Charles Evans, president of the Fed's Chicago bank, told Bloomberg News that he supported action to produce faster job growth, including having the Fed commit to super-low interest rates until unemployment falls significantly.

Last week, Fed Chairman Ben Bernanke told a committee of Congress that he was ready to act if the economy needs it, but he laid out no immediate steps.

Investors have been worried about an escalating crisis in Europe over government debt and the health of banks, and job growth in the United States has been slower over the past three months than it was earlier in the year.

"If there's really bad news, it creates a heightened sense of anticipation that the Fed is going to ride to the rescue," said Jeff Lancaster, a prinicpal at the wealth advisory firm Bingham, Osborn & Scarborough in San Francisco.

"It's almost like you've crashed your car and you've got a $500 deductible, and you take the car to the body shop and you just have this perverse desire for the damage to be well over $500," he said.

Rob Lutts, president and chief investment officer of Cabot Money Management, said investors were looking for an excuse to buy.

"The question for Bernanke is should he add more medicine when he's already doped up the patient enough already," he said.

Materials companies, industrial companies and banks rose the most, but each of the 10 major categories of stock in the Standard & Poor's 500 climbed. Energy stocks also had an impressive day after the price of oil rose from an eight-month low.

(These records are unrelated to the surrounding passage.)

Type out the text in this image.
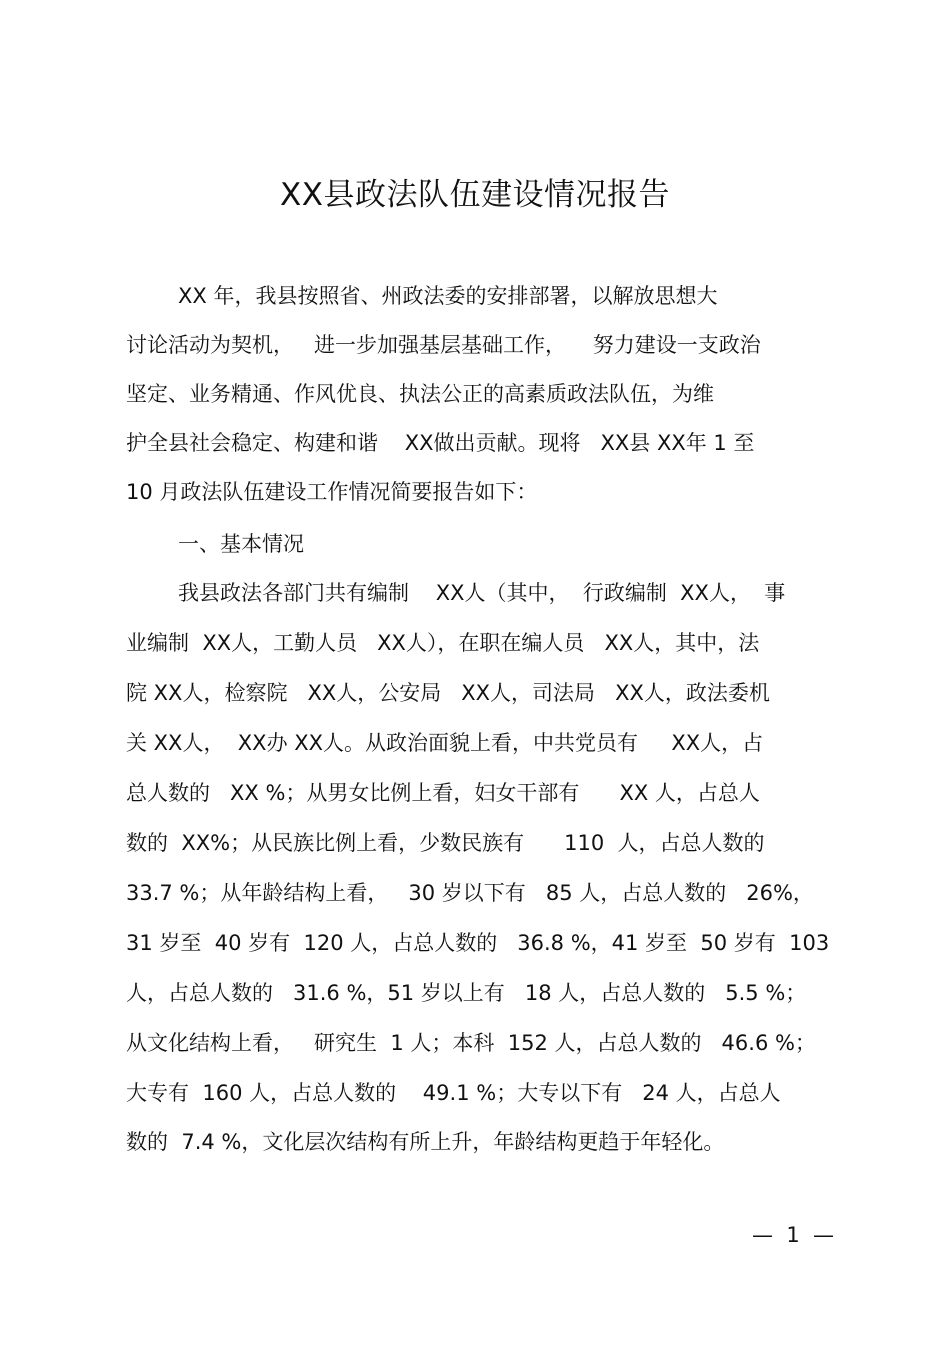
XX县政法队伍建设情况报告

XX 年，我县按照省、州政法委的安排部署，以解放思想大

讨论活动为契机，   进一步加强基层基础工作，    努力建设一支政治

坚定、业务精通、作风优良、执法公正的高素质政法队伍，为维

护全县社会稳定、构建和谐    XX做出贡献。现将   XX县 XX年 1 至

10 月政法队伍建设工作情况简要报告如下：

一、基本情况

我县政法各部门共有编制    XX人（其中，  行政编制  XX人，  事

业编制  XX人，工勤人员   XX人），在职在编人员   XX人，其中，法

院 XX人，检察院   XX人，公安局   XX人，司法局   XX人，政法委机

关 XX人，  XX办 XX人。从政治面貌上看，中共党员有     XX人，占

总人数的   XX %；从男女比例上看，妇女干部有      XX 人，占总人

数的  XX%；从民族比例上看，少数民族有      110  人，占总人数的

33.7 %；从年龄结构上看，   30 岁以下有   85 人，占总人数的   26%，

31 岁至  40 岁有  120 人，占总人数的   36.8 %，41 岁至  50 岁有  103

人，占总人数的   31.6 %，51 岁以上有   18 人，占总人数的   5.5 %；

从文化结构上看，   研究生  1 人；本科  152 人，占总人数的   46.6 %；

大专有  160 人，占总人数的    49.1 %；大专以下有   24 人，占总人

数的  7.4 %，文化层次结构有所上升，年龄结构更趋于年轻化。

—  1  —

Over the weekend, European countries committed to lend Spain up to $125 billion to save its failing banks. But on Monday, the Dow fell 142 points. Investors fretted that they did not know enough about the details.

The big rally in U.S. stocks on Tuesday came despite more discouraging signs from Europe. Spain's borrowing costs jumped for a second day, to the highest level since Spain adopted the euro currency.

The interest rate, or yield, on Spain's 10-year bond rose 0.20 percentage point to 6.67 percent. It rose as high as 6.81 percent earlier in the day. At 7 percent, economists say, countries generally can no longer finance their own debt.

The rescue loan will be funneled through the government of Spain, and investors are also worried about whether Spain will have to repay that loan before it pays its other debt.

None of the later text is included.